Yet
another piece on ad blocking. It even contributed this week's preamble entry. What the ad pushers, and ad buyers as well, don't want to admit: selling just views or eyes or impressions is just what newspapers and magazines have done for centuries. The web, it's zealots claimed, had a better way. But, where's the innovation? Ad pushers are just lazy. The tech to identify actual buyers of the adverted widgets exists. Yes, the number of eyes who look goes down, but all those (humble self included) who ignore ads are a waste of time and energy in the first place. Why do you bother? And do you really think your mumbling is so much more informative than Wikipedia? We don't need no widgets from your adverts.
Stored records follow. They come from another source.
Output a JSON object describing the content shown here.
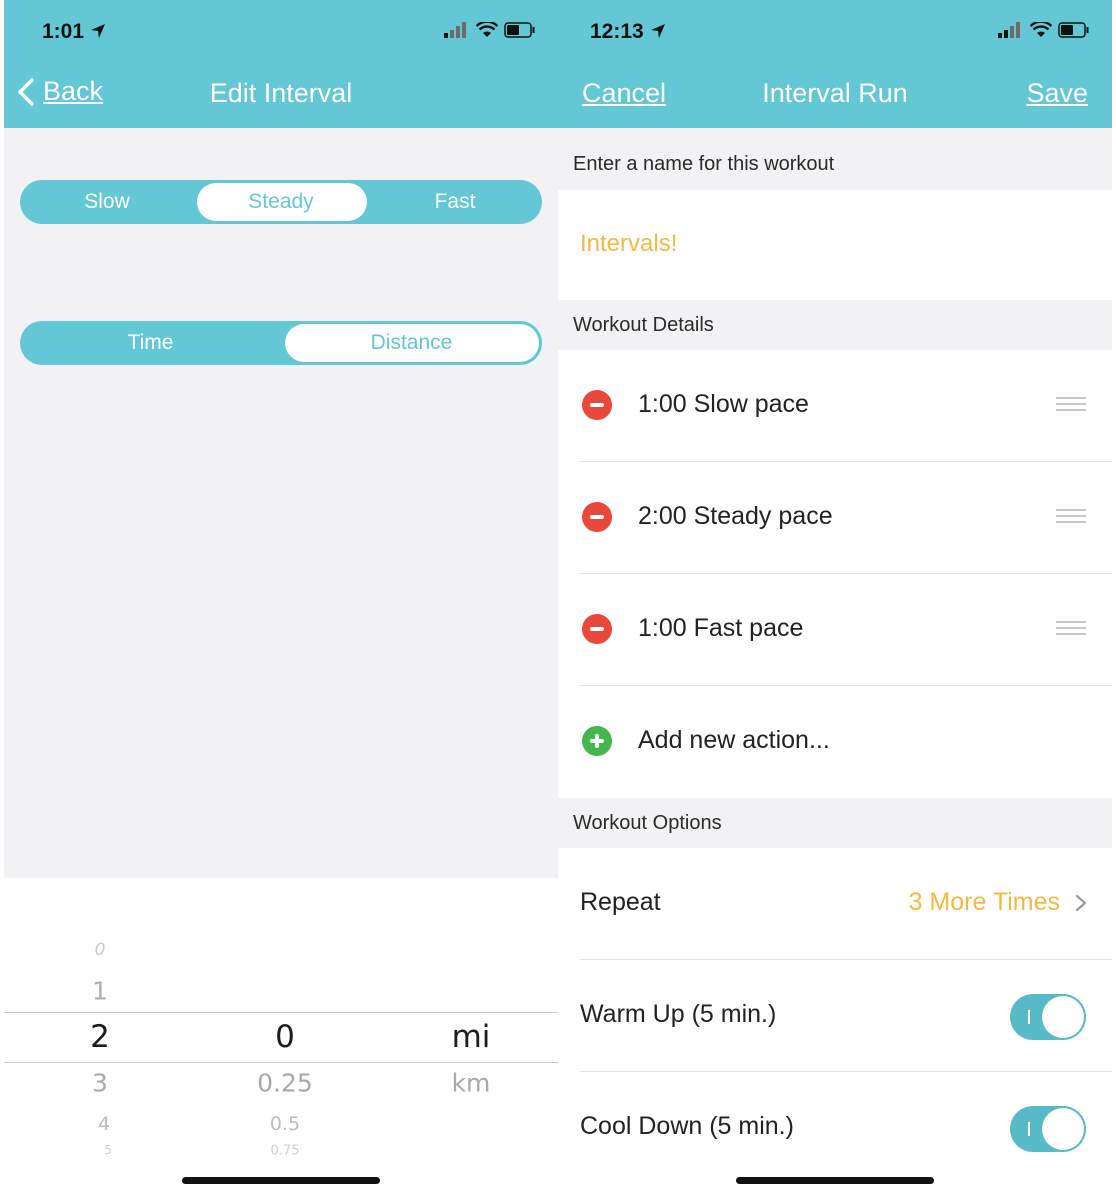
{
  "left": {
    "status_time": "1:01",
    "back_label": "Back",
    "title": "Edit Interval",
    "pace_options": [
      "Slow",
      "Steady",
      "Fast"
    ],
    "pace_selected": "Steady",
    "measure_options": [
      "Time",
      "Distance"
    ],
    "measure_selected": "Distance",
    "picker": {
      "whole": [
        "0",
        "1",
        "2",
        "3",
        "4",
        "5"
      ],
      "fraction": [
        "0",
        "0.25",
        "0.5",
        "0.75"
      ],
      "units": [
        "mi",
        "km"
      ],
      "selected_whole": "2",
      "selected_fraction": "0",
      "selected_unit": "mi"
    }
  },
  "right": {
    "status_time": "12:13",
    "cancel_label": "Cancel",
    "title": "Interval Run",
    "save_label": "Save",
    "name_header": "Enter a name for this workout",
    "workout_name": "Intervals!",
    "details_header": "Workout Details",
    "actions": [
      {
        "label": "1:00 Slow pace"
      },
      {
        "label": "2:00 Steady pace"
      },
      {
        "label": "1:00 Fast pace"
      }
    ],
    "add_action_label": "Add new action...",
    "options_header": "Workout Options",
    "repeat_label": "Repeat",
    "repeat_value": "3 More Times",
    "warmup_label": "Warm Up (5 min.)",
    "warmup_on": true,
    "cooldown_label": "Cool Down (5 min.)",
    "cooldown_on": true
  },
  "colors": {
    "accent": "#63c7d6",
    "highlight": "#f5b942",
    "remove": "#e8473c",
    "add": "#43b64f"
  }
}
Long text ads in the the manner advocated by
David Ogilvy are rather impossible:
In 1955, he coined the phrase, "The customer is not a moron, she's your wife" based on these values.
Of course, the innterTubes particularly on teeny phone screens, aren't a very good place for such adverts. Not to mention that all that ad cruff that turns a cable modem connection into a 1995 dialup experience. The tragedy of the commons, writ large.
"The temptation is to block these people who honestly aren't going to respond to ads anyway."
-- Ken Fisher, editor in chief ArsTechnica
As mentioned in an earlier missive: if the likes of Fisher have their way, the web will become the playground of just the 1% who have the moolah and inclination to buy silly widgets.